Greece returns to bond market, but don’t sound the all-clear signal
May 23, 2021 – 10:35 am
20/20 hindsight - looking at three year government bond market

Welcome back, Greece.

The long-suffering country on Tuesday returned to bond market for the first time since 2014, pricing 3 billion euros ($3.5 billion) of new five-year bonds at a yield of 4.625% and attracting more than €6.5 billion in orders, news reports said.

That looks like a success, with the yield below the 4.9% initial yield the country’s last foray into the bond market produced in July 2014. Yields fall as bond prices rise.

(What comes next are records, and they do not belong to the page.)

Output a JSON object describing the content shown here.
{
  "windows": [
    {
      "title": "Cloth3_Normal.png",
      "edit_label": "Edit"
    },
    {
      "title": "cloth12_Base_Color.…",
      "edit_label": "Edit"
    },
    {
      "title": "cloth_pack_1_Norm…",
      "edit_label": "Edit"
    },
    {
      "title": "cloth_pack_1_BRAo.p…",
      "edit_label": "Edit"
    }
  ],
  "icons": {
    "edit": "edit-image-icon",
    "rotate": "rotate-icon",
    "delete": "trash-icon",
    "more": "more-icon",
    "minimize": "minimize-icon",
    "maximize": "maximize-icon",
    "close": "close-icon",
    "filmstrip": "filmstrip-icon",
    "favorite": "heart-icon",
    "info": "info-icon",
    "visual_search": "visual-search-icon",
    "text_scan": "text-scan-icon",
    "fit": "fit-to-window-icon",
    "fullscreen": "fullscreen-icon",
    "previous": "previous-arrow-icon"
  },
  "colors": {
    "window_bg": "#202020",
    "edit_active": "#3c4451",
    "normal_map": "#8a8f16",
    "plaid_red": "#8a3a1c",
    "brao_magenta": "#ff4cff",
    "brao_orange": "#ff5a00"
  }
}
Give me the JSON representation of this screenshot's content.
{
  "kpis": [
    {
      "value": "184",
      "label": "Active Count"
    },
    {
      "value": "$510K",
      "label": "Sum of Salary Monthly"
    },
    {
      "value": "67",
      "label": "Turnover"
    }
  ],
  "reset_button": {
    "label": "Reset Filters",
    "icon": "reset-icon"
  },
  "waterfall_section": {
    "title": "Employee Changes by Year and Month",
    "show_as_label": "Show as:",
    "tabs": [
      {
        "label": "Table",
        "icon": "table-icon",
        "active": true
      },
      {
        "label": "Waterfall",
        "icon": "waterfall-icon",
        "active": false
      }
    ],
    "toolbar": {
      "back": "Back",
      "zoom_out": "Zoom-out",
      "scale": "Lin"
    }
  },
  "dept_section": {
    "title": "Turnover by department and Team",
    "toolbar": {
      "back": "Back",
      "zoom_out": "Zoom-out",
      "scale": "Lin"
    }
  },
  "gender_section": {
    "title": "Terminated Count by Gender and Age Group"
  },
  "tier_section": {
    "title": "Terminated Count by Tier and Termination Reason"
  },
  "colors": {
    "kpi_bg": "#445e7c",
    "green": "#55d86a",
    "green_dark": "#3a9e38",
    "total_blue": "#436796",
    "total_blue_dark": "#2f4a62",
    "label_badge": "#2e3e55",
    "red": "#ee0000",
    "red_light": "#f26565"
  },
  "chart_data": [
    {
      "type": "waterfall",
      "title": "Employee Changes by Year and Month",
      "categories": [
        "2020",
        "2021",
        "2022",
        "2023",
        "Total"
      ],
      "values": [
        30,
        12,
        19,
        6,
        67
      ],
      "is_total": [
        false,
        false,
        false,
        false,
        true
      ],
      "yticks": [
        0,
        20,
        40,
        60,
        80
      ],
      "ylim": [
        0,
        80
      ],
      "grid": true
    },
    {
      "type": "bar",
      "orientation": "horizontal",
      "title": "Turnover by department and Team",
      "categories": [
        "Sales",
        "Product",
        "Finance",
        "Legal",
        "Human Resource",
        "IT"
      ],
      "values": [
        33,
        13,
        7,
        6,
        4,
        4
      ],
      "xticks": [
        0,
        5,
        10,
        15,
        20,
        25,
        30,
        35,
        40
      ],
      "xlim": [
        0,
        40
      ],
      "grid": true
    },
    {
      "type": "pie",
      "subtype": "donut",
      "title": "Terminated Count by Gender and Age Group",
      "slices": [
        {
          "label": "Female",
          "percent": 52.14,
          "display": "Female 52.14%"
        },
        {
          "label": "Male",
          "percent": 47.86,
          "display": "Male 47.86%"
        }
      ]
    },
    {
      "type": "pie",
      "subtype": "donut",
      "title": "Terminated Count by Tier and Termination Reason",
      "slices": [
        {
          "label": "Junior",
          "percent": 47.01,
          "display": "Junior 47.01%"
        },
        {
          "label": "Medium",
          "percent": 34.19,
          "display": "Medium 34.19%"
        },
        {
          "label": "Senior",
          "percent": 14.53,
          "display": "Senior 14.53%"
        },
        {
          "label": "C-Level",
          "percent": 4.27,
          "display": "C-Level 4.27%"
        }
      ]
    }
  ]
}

Greece was rewarded with lower borrowing costs after coming to terms with its creditors—fellow eurozone countries, the International Monetary Fund, and the European Central Bank—earlier this month, in a deal that allows its current bailout to continue. Greece won praise for its fiscal reforms and painful austerity measures as well as signs an economic recovery is finally starting to take root, noted Jennifer McKeown, economist at Capital Economics, in a note.

It comes as overall sentiment toward the eurozone economy is solidly on the upswing. The Ifo index, a closely watched gauge of German business sentiment, hit an all-time high in July, the Ifo Institute said Tuesday.

The successful Greek auction and solid eurozone data combined to help propel the euro EURUSD, +0.1791% temporarily above $1.17 versus the dollar for the first time since 2015.

But that doesn’t mean investors can assume Greece’s long-running crisis is over, McKeown said.

After all, Greece has been here before. After issuing debt in April and July 2014, the country soon lost market access following the antiausterity Syriza party’s election victory. She points out in the chart below that after 10-year yields fell to 5.6% that summer, they surged to nearly 20% within a year as Syriza held a referendum on Greece’s bailout terms.

In that July 2015 referendum, Greek voters overwhelmingly rejected creditor demands for more austerity, only for Greek Prime Minister Alexis Tsipras to agree to those demands seven days later.

No such drama appears in store now, McKeown said, with Syriza having largely caved in already to creditor demands and the economy having returned to growth in the first quarter. But the government’s slumping approval ratings are a cause for concern, she said, noting that the New Democracy party, which is leading in the polls, is calling on Syriza to relinquish power.

She writes:

If ND was back at the helm, it claims that it would push for lower primary surplus targets than those underpinning the current deal with creditors. Banks are in a very precarious state, with deposits yet to return and non-performing loans a serious burden. And crucially, the public debt mountain remains huge, at about 180% of GDP. The Greek government might therefore struggle to finance itself even at current market borrowing costs, which remain significantly higher than the average of 1.5% interest that it now pays on its largely officially-held debt. Unless euro-zone creditors agree to much deeper debt relief than that which is now on the table, it seems fairly likely that Greece will require a fourth bailout when the current one expires next August.